Loi Malraux sur l’immobilier ancien : jusqu’à -30% d’impôt

 12.10.2017  Fiscalité

Loi Malraux Nantes

Dans les centres-villes historiques, l’acquisition d’un bâtiment protégé pour sa valeur patrimoniale donne droit à une réduction d’impôt de 22% ou 30%. Deux conditions sont à respecter pour bénéficier de cette niche fiscale : le bien concerné doit faire l’objet d’une restauration complète puis être mis en location en tant que résidence principale.

Héritage de l’ancien ministre des Affaires Culturelles du président Charles de Gaulle, la loi dite Malraux sur la protection du patrimoine de la France (1962), visait à durcir les normes de l’urbanisme dans le cadre d’un plan de sauvegarde et de mise en valeur (PSMV) d’espaces privés ou publics présentant un « intérêt historique ou esthétique ».
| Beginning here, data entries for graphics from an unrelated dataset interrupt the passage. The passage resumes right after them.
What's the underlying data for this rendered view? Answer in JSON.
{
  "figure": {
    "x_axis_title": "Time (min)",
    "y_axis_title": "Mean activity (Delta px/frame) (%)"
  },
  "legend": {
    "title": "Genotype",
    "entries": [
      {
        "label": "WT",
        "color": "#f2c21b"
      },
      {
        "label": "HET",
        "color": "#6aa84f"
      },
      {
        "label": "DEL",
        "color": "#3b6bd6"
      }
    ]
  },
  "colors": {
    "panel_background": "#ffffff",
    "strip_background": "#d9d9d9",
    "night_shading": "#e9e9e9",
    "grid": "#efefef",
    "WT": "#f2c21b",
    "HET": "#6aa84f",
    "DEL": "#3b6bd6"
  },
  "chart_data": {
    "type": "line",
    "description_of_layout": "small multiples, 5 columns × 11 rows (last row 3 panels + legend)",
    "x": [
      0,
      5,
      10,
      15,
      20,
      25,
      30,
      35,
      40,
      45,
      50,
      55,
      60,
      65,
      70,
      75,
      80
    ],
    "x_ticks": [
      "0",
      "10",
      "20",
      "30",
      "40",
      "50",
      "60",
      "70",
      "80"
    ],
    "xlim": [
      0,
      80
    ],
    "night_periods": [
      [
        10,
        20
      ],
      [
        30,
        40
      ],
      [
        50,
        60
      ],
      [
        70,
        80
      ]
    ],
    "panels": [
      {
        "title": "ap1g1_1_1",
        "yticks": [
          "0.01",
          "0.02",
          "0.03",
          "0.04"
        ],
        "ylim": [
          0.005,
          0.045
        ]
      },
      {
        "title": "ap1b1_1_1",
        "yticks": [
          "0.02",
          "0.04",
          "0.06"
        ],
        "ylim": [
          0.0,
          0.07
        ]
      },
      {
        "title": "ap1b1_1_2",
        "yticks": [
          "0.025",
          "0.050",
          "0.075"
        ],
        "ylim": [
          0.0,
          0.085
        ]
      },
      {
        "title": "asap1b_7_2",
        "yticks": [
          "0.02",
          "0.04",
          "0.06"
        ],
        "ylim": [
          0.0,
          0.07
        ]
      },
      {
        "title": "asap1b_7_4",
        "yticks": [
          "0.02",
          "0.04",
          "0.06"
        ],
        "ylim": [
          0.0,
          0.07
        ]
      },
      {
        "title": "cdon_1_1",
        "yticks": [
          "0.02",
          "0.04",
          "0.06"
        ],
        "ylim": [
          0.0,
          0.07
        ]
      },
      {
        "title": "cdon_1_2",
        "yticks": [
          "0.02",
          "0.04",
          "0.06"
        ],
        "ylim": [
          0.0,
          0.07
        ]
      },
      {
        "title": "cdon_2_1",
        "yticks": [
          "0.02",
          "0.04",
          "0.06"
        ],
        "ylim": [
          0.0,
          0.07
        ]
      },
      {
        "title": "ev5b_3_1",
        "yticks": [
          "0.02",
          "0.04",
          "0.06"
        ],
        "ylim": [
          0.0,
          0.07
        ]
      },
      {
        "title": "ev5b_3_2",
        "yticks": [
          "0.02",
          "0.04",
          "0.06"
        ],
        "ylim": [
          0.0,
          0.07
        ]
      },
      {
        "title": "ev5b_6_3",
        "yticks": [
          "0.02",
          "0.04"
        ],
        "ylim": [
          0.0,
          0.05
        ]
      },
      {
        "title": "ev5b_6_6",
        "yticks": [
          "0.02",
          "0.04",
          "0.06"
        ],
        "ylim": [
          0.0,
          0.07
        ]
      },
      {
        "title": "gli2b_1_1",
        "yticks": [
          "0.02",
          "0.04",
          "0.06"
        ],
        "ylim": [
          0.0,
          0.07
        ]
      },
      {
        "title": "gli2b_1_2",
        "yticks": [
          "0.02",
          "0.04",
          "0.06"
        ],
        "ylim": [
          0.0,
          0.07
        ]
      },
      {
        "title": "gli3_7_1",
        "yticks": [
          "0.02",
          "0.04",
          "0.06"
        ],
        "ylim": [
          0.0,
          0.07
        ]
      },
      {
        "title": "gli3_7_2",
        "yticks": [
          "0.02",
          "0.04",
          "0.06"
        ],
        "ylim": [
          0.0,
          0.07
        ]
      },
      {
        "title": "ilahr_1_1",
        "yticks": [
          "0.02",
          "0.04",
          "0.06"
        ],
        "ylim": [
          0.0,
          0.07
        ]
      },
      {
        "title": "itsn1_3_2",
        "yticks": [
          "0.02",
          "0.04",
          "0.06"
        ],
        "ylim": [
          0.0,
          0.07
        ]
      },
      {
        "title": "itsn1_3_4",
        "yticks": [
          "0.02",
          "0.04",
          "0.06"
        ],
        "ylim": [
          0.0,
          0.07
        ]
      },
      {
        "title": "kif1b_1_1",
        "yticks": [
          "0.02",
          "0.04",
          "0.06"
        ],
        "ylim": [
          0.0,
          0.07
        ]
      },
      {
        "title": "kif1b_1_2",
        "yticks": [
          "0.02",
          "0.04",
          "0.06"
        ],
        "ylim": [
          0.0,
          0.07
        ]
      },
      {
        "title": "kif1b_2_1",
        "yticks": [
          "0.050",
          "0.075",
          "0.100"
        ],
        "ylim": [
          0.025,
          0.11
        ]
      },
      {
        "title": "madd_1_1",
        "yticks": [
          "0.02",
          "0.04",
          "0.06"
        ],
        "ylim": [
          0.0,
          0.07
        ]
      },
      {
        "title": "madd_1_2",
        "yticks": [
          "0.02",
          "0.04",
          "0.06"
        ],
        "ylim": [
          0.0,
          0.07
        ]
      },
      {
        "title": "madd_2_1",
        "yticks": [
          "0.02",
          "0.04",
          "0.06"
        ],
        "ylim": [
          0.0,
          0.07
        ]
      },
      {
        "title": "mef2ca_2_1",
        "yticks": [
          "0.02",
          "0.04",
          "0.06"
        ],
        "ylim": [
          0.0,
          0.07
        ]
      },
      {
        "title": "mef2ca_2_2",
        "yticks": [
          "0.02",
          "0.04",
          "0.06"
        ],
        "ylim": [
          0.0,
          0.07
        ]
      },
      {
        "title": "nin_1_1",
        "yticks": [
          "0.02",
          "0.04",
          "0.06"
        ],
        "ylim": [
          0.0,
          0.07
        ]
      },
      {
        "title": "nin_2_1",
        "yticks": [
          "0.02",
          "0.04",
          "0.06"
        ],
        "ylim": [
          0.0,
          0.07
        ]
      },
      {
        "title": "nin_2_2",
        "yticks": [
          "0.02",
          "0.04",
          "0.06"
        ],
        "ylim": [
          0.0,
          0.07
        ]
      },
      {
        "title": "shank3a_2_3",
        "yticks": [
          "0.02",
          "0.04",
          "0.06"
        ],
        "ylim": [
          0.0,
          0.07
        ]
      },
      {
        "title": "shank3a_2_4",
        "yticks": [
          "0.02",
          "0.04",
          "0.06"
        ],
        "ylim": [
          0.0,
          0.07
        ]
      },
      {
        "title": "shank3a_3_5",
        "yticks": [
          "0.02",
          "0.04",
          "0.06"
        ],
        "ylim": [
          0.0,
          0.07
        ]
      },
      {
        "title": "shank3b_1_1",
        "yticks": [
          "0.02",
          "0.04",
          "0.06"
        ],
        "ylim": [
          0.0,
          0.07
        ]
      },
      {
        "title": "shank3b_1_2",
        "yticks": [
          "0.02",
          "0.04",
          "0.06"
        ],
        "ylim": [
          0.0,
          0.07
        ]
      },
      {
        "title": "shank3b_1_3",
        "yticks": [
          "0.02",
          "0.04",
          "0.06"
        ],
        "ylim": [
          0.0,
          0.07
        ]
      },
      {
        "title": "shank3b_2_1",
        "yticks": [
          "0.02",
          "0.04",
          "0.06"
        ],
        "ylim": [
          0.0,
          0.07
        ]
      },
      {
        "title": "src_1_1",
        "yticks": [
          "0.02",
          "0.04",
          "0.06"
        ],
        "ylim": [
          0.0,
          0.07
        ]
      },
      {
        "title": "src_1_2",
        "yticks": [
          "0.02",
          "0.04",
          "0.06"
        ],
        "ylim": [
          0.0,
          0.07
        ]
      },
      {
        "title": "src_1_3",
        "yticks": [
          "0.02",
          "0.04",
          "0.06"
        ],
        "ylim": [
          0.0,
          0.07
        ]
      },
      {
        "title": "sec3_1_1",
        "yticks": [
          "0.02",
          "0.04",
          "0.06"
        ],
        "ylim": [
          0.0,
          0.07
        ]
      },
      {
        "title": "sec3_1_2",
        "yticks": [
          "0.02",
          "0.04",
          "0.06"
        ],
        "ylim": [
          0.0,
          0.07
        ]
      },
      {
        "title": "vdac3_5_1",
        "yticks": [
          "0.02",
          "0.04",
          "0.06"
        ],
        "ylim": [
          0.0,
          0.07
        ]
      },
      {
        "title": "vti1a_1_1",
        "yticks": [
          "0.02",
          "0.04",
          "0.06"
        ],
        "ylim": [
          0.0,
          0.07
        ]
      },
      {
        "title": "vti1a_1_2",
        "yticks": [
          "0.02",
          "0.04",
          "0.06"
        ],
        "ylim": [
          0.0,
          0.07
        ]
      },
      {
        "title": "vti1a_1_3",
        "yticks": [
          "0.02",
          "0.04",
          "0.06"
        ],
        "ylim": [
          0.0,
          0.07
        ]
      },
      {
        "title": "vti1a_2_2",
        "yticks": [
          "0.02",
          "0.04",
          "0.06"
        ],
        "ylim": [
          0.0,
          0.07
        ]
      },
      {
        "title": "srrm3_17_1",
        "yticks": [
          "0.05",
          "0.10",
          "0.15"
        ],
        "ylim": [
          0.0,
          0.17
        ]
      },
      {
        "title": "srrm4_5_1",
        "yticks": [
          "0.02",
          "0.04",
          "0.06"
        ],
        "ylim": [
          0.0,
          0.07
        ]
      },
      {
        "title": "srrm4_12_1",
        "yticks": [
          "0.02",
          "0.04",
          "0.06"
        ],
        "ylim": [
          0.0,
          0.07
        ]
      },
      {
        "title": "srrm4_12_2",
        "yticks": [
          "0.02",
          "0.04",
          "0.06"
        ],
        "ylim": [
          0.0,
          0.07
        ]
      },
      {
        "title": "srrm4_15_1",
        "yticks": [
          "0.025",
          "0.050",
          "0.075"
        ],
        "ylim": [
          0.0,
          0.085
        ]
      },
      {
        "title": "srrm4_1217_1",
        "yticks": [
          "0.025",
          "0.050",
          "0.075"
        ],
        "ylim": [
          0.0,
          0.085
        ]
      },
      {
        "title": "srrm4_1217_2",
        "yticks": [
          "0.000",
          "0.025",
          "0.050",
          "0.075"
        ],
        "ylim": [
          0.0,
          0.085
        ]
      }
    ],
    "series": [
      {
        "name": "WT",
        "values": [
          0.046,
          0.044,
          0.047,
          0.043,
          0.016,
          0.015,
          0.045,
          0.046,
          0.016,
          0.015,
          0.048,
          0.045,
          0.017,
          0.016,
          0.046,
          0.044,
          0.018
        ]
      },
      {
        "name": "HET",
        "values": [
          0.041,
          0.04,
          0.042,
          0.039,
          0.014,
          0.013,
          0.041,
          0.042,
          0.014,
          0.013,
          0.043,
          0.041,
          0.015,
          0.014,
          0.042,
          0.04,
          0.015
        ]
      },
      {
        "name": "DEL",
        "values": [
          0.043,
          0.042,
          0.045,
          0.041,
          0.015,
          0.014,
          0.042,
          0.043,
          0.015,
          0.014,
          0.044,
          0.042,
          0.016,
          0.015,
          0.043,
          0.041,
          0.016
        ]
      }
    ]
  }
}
Avec le temps, ces zones protégées se sont étendues jusqu’à représenter aujourd’hui 6% du territoire national. Elles dressent en quelque sorte un cordon réglementaire autour de certaines constructions anciennes et remarquables, reconnues pour leur valeur patrimoniale. Dans ces périmètres, les travaux d’aménagements ou de rénovations intérieurs comme extérieurs sont plus stricts et encadrés qu’ailleurs afin d’y préserver la cohérence d’ensemble du bâti. La loi Malraux porte notamment sur les AVAP ou AMVAP qui sont des aires de mise en valeur de l’architecture et du patrimoine. Mais il existe aussi des d’autres secteurs dits sauvegardés (rebaptisés sites patrimoniaux remarquables en 2016) dans les communes françaises, qu’elles soient grandes comme Nantes, Bordeaux ou Montpellier ou plus petites comme Nérac (Lot-et-Garonne), Saint-Léonard-de-Noblat (Haute-Vienne) ou Saint-Aignan-sur-Cher (Loir-et-Cher). Ces statuts urbains présentent cette particularité d’accorder des avantages fiscaux aux propriétaires qui engagent sur place des opérations de rénovation.

Le dispositif se traduit par des réductions annuelles d’impôt sur le revenu de 22% dans les Avap et de 30% dans les autres secteurs sauvegardés, soit des baisses maximales respectives de 22 000 et 30 000 euros calculées sur le montant des travaux plafonnés à 100 000 euros (par an).

Plusieurs conditions doivent être respectées pour que cette mesure de défiscalisation s’applique :

  • La restauration doit être complète. Les travaux de transformation visant à changer l’usage du bâtiment pour le convertir, par exemple, en local commercial ou atelier, ne sont pas pris en compte par la Loi Malraux.
  • Les travaux seront conformes aux normes édictés par le Code de l’urbanisme et effectués sous le contrôle d’un architecte des Bâtiments de France.
  • Le propriétaire s’engage à louer le bien non meublé dans les douze mois qui suivent l’achèvement du chantier. Cette période de location doit s’étendre sur une durée minimale de 9 ans. La loi interdit toutefois au propriétaire de mettre son logement à disposition d’un membre de sa famille ou à une personne déclarée dans son foyer fiscal.